6 models pre-configured:
| Model | Provider | Specialty |
|---|---|---|
gemini-3-flash |
Fast, multimodal | |
gemini-2.5-flash |
Balanced | |
gpt-5-mini |
OpenAI | Efficient |
gpt-5.1-codex-mini |
OpenAI | Code-focused |
qwen3-coder-plus |
Alibaba | Enhanced coding |
deepseek-v3.2 |
DeepSeek | Reasoning |
For a complete coding experience:
| Tool | Integration |
|---|---|
| SuperClaude | Use /sc:* and /kln:* together |
| Serena MCP | Shared memory, code understanding |
| Context7 MCP | Documentation lookup |
| Tavily MCP | Web search for research |
| Sequential Thinking MCP | Step-by-step reasoning for complex problems |
Telemetry: Install Phoenix to watch agent steps and reviews at localhost:6006.

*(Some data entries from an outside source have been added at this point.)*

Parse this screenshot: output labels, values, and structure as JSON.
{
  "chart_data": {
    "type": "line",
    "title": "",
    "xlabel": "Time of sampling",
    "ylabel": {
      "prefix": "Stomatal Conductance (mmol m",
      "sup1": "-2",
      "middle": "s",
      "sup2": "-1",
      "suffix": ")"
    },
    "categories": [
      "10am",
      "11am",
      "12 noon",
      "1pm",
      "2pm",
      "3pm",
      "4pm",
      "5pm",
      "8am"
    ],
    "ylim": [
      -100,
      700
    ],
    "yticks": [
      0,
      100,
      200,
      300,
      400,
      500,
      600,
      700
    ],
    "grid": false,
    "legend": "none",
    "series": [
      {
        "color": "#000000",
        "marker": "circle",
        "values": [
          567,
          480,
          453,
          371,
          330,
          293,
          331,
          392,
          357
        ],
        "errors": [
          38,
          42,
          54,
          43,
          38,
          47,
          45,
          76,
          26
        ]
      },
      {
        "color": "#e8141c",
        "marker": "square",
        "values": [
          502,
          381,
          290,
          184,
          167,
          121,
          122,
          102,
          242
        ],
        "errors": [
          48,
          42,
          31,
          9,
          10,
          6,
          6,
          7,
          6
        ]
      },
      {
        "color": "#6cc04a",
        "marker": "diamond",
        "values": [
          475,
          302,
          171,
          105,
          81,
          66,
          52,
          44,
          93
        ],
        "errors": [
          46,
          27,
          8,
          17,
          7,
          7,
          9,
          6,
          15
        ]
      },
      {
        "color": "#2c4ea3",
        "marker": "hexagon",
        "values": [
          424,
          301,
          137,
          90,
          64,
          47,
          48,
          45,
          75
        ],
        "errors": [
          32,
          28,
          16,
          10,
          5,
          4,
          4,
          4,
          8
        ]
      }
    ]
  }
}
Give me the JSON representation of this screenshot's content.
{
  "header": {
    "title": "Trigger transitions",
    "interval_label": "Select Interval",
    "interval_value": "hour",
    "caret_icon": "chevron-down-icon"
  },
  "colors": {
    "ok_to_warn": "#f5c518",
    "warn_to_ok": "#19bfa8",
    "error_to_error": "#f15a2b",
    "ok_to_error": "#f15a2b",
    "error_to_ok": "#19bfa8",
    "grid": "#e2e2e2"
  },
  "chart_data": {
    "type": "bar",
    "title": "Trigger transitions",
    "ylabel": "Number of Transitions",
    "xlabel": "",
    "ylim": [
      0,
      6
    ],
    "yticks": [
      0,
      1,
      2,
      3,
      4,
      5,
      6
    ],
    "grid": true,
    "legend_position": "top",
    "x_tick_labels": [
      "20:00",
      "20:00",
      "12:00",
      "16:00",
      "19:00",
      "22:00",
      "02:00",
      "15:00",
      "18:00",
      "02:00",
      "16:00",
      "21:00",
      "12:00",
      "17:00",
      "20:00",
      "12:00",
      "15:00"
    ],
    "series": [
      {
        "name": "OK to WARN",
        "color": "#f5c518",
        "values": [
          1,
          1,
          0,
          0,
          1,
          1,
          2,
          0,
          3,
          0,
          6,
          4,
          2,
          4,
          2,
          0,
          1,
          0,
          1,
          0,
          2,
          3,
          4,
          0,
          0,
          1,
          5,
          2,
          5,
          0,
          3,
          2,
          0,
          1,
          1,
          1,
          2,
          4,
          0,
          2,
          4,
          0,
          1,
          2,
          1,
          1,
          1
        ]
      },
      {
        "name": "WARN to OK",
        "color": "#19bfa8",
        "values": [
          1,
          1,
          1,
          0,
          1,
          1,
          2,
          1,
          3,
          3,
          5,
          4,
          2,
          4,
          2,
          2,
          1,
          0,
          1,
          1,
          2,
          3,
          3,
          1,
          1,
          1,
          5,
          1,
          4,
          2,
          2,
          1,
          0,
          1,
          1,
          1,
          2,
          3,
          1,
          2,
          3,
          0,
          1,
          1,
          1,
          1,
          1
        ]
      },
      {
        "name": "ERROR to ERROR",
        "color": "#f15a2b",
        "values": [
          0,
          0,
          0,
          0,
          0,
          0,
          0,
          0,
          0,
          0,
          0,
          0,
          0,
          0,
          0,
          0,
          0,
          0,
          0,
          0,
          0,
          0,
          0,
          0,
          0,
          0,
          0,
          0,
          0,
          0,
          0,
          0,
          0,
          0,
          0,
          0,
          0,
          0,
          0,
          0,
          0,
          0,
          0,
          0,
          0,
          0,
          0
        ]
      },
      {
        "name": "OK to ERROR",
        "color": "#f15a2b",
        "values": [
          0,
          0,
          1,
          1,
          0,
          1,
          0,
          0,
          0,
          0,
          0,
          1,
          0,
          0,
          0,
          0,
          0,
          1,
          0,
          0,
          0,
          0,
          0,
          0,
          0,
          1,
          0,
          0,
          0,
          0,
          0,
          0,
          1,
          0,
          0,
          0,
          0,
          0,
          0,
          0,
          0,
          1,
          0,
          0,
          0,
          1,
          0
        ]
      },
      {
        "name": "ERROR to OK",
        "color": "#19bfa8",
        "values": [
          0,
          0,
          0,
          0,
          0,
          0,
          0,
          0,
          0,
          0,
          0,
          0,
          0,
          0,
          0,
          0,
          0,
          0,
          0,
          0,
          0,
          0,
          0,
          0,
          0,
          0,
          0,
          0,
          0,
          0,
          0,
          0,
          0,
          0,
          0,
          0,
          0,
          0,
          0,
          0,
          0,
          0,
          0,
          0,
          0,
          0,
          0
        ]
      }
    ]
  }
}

| Document | Description |
|---|---|
| Installation | Detailed setup guide |
| Usage | Commands, workflows, examples |
| Reference | Complete config reference |
| Architecture | System design |
git clone https://github.com/calinfaja/K-LEAN.git
cd k-lean
pipx install -e .
kln install --dev
kln admin testSee CONTRIBUTING.md for guidelines.
Apache 2.0 — See LICENSE
Get second opinions. Ship with confidence.